Joyce Winston has opened what’s thought to be the first neighborhood walk-in DNA testing lab. Read about it here (New Haven Independent, 7/22/11).
Winston, it seems was involved with two separate men at different times who discovered, long after they’d accepted a child as theirs, that someone else was actually the father. Entrepreneur that she is, that gave Winston an idea.
Winston said it”s just as important for a man to know that he”s not the father as to learn that he is.
“There are a lot of different situations where the father found out after he had a child that the child wasn”t his,’ and yet he still had legal responsibility for the child, said Winston, who”s 39. Fathers who acknowledge paternity officially or ignore legal notices of paternal responsibility often have great difficulty undoing that determination–despite a negative paternity test.
“We want to make it so fathers can get testing early on before it gets to that situation,’ she said.
So her store front walk-in lab promises results within 48 hours. For people who can’t afford the $400 price tag, she offers time payments and discounts. The woman’s on a mission to do what states should have started requiring long ago – genetic testing of every child and putative father to establish actual paternity early in a child’s life.
Winston’s New Haven community has noticed and applauded.
“When I saw the sign I thought, `Go progress,”‘ said Dresha Grier, who owns an eponymous hair salon around the corner from the clinic. “Why go through the waiting and the overpaying when you can find out right here in the community?’
Steven Stewart, 54, who sells newspapers across the street from the clinic, praised the location. “It”s the right spot–across the street from a high school in the ‘hood, as they say,’ Stewart said, adding that a paternity test “can provide a lot of closure on a tough subject.’
Willie Penn, 44, and Greg Carter, 45, who were visiting a relative who lives down the block from the clinic, said there is definitely a need for such testing.
“A lot of my friends found out when their children were 20 or 25 years old they were not the father,’ Penn said. “At the point the baby was born they didn”t bother to find out because they didn”t want to disrespect the mother. But it”s better to know at the beginning.’
Carter agreed: “Little kids become part of your life. You develop a bond and then you find out you”re not the father. It”s hard.’
…Lance Carpenter also had a personal reaction to the clinic across the street from where he sells newspapers alongside Stewart. The former Marine said he never knew who his father was. “My mother told me three different men were my daddy,’ Carpenter recalled. The 54-year-old said he made sure he knew he was the father of his four children. “People should know about their background,’ he said, adding “we need it in the community.’
All of that is important in a state like Connecticut that makes it hard for men to “reopen” a case if they acknowledged paternity at the hospital or in court. I wrote recently about the procedures used by Connecticut courts and, once a man claims he’s the father, he’s pretty much stuck with that decision irrespective of genetics.

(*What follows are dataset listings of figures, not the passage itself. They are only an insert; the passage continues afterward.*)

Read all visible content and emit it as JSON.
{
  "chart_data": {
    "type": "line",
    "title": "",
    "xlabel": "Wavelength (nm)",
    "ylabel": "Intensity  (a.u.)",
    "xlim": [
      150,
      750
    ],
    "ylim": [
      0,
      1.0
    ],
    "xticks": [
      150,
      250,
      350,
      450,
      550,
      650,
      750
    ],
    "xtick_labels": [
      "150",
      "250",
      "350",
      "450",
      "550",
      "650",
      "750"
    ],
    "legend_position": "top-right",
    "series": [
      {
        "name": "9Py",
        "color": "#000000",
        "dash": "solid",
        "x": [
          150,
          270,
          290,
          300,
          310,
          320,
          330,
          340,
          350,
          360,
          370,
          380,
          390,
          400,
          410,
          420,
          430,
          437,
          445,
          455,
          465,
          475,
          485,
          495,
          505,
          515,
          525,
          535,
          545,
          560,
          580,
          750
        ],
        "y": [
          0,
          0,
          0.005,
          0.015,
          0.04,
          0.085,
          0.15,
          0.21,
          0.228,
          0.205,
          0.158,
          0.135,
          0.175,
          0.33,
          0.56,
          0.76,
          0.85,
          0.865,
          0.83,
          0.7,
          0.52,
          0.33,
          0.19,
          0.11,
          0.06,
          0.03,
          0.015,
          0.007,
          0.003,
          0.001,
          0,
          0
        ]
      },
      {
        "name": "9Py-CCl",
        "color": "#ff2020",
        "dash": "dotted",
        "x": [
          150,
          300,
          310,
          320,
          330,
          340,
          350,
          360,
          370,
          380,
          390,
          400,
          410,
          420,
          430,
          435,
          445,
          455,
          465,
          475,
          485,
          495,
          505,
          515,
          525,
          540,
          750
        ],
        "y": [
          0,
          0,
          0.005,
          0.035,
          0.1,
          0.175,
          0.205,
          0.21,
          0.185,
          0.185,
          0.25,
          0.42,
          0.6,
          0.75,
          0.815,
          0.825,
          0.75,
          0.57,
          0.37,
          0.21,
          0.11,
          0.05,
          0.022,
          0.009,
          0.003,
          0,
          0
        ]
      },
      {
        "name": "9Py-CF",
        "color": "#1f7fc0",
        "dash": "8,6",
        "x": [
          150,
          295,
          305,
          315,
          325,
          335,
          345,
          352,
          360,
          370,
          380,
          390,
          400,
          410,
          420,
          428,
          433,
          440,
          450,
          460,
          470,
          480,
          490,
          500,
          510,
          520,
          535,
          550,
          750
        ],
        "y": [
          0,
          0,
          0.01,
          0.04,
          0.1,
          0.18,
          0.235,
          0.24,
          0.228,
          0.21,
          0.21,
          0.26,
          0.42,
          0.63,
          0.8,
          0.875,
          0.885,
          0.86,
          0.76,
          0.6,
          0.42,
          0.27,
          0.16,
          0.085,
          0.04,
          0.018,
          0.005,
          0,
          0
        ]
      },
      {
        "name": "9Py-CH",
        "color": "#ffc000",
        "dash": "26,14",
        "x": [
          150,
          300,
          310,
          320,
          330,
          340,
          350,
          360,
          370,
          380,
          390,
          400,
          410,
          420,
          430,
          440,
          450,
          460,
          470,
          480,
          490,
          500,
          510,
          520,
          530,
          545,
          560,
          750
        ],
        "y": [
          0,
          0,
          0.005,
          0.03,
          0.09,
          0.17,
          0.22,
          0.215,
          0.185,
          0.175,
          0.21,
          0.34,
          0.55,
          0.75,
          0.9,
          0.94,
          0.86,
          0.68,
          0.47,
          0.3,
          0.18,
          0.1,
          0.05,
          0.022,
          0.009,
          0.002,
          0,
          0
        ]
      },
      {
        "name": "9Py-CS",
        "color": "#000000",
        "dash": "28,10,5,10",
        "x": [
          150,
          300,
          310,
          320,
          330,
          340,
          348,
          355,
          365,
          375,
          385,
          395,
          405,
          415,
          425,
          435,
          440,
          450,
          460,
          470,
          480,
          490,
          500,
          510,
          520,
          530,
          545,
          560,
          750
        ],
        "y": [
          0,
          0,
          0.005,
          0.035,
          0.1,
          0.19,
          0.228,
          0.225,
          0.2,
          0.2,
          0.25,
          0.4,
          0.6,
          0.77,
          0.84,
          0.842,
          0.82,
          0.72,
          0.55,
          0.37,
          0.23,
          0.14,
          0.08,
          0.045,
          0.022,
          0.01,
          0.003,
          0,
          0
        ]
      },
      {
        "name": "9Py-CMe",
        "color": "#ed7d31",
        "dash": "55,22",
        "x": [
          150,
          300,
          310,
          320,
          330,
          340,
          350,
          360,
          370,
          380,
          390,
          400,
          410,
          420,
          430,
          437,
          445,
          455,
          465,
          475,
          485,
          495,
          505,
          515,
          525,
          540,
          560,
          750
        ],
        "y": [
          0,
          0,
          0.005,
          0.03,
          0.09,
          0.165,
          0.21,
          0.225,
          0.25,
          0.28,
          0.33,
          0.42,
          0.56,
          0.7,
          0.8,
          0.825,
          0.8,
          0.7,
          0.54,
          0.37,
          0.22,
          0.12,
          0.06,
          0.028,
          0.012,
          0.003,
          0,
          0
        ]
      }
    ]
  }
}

Basically, the courts look to how long he’s been involved in the child’s life and whether the child looks at him as his father. If so, the court will be loath to overturn the man’s previous acknowledgement.
On the surface, that looks to be, if not fair to the father, at least fair to the child. After all, why rip up a child’s relationship with its father based on DNA? The child neither knows nor cares about that; he/she only cares about continuing the love and care of the man called “Daddy.”
That of course makes sense until you realize that we daily contradict that very precept – that stability for the child is all-important. Indeed we do so thousands of times a day. It’s called divorce.
The U.S. Census Bureau tells us that in the year preceding its 2009 American Community Survey, over 1 million children’s parents divorced. In every one of those cases, a child’s life was torn apart, its world turned upside down by the simple fact that (in 84% of those cases) he/she wouldn’t be seeing much of Daddy any more.
Moreover, many of the mothers of those children remarried, if not sooner then later. In so doing, they brought into the child’s life another man who the child didn’t think of as “Daddy,” but who would try to play that role. And of course the child’s previous “Daddy” was marginalized by the entire process of divorce and custody that left him an every-other-weekend visitor with the child.
Was that upsetting to the child? You bet it was. Time and again we learn and relearn the profound emotional/psychological effects divorce has on children. That’s partly due to divorce itself and partly to the loss of their father. However it’s done, children suffer when their parents split up.
We would never dream of restricting parents’ rights to divorce and remarriage. That’s true despite the fact that all the arguments against allowing a man to opt out of his role as father when he learns he’s not the dad are equally valid against divorce and remarriage.
Those arguments carry the day in the former case but are considered too strange to even mention in the latter.
All of which is to say that, for men and for children, it’s far better to do genetic testing as soon as possible. Finding out the truth about paternity prevents a host of problems, misunderstandings, hurt feelings and sometimes permanent emotional trauma down the road. States should require it at the birth of every child.
Failing that, stop by Joyce Winston’s testing lab. It’s right there on the street. Whatever the results, you’ll be glad you did.